The human brain is wired to favor opportunity. Anytime something is found that is promising (though not certain) to improve experience, the mind tends to drop what it is doing and 'follow the trail' to find if there is more of the same. This preference is mediated by dopamine in the reward center of the brain. Traditionally, opportunities were by chance and not that frequent. With the development of retail marketing, it became not just possible, but also good business to manipulate the human response to opportunity. This is the nature of a large store or mall, where the display windows contain the most promising items in order to get shoppers to follow the trail inside. Window shopping became known as a mood lifter because it enhances dopamine. Still, shopping requires some travel and movement and can only be manipulated so much. Hoarding may have an element of manipulating the opportunity response.

But with the advent of browsing and screen applications in the last twenty years, the ability to manipulate the opportunity/reward/dopamine system took an exponential leap. Every click or touch is following a trail. This is truly addicting. I call it 'enriched picking' and and the effects are insidious but cumulative. A situation that provides essentially "no wrong click," indefinitely manipulates a human's wiring to ignore the 'present' if an 'opportunity' for 'future gain' 'pops up'. It does not matter how sound the topics searched, mere screen time past a point will start to change the way the brain works.

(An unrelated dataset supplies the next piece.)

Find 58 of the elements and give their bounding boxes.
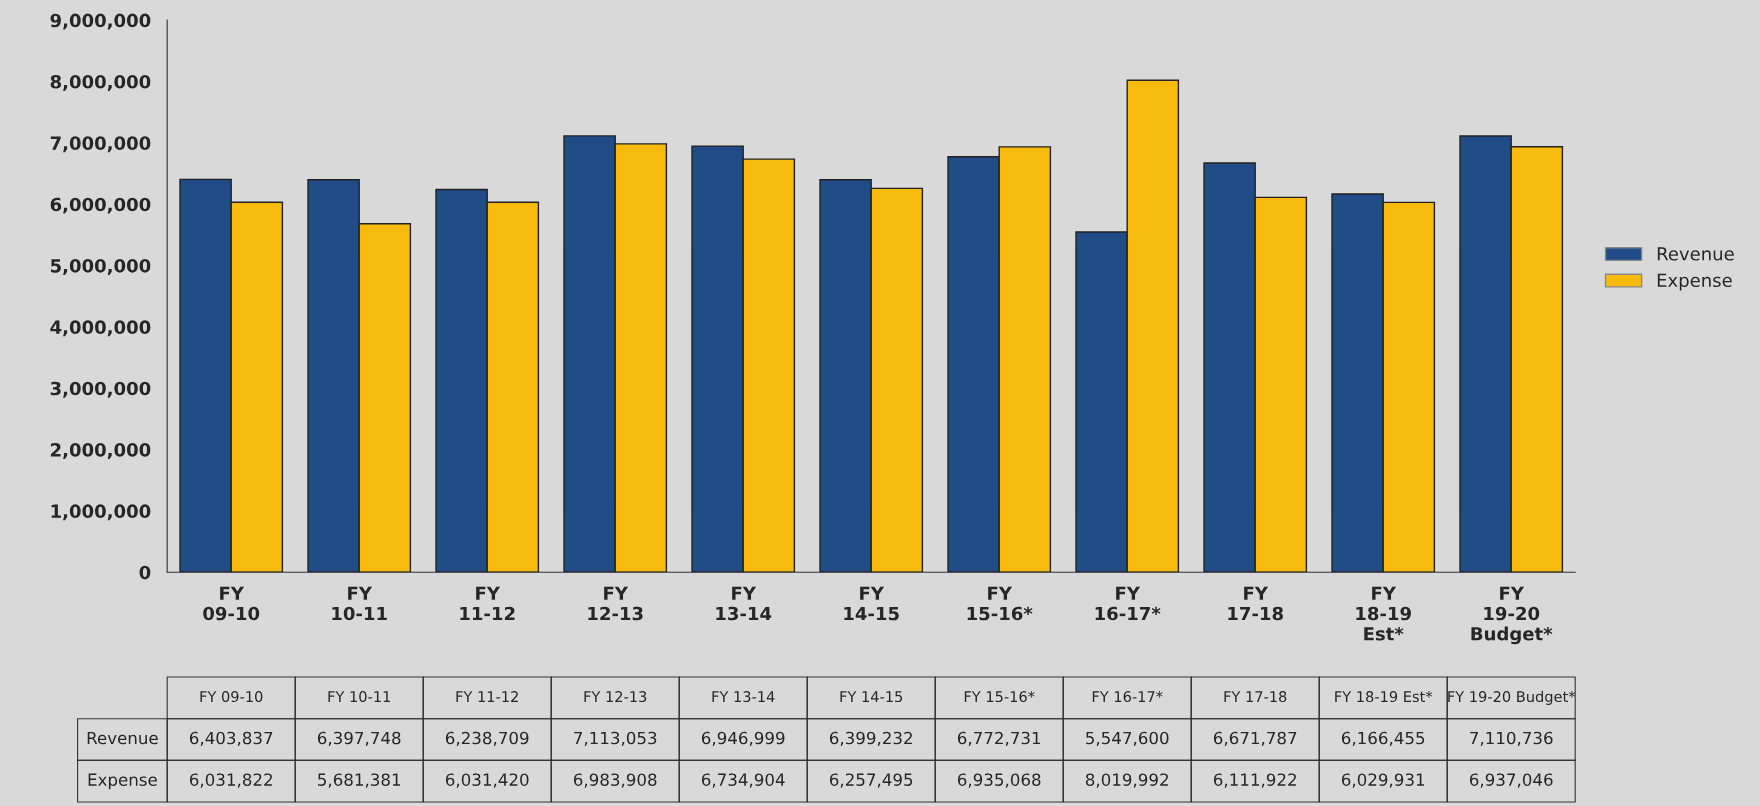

Video games were the first to deliberately use this dopamine spigot, to keep people playing. The key is to make most clicks rewarding but just not every single one. This keeps the opportunity seeking aspect going, but keeps real effort and challenge low. But over time blogs, message boards, instant messaging, social-networking sites, and wikipedia all can be addicting because they are naturally imperfect but have an enriched interestingness that the user manipulates. (This contrasts to a book, which has interesting parts but the reader must follow as it is written and does not jump around.)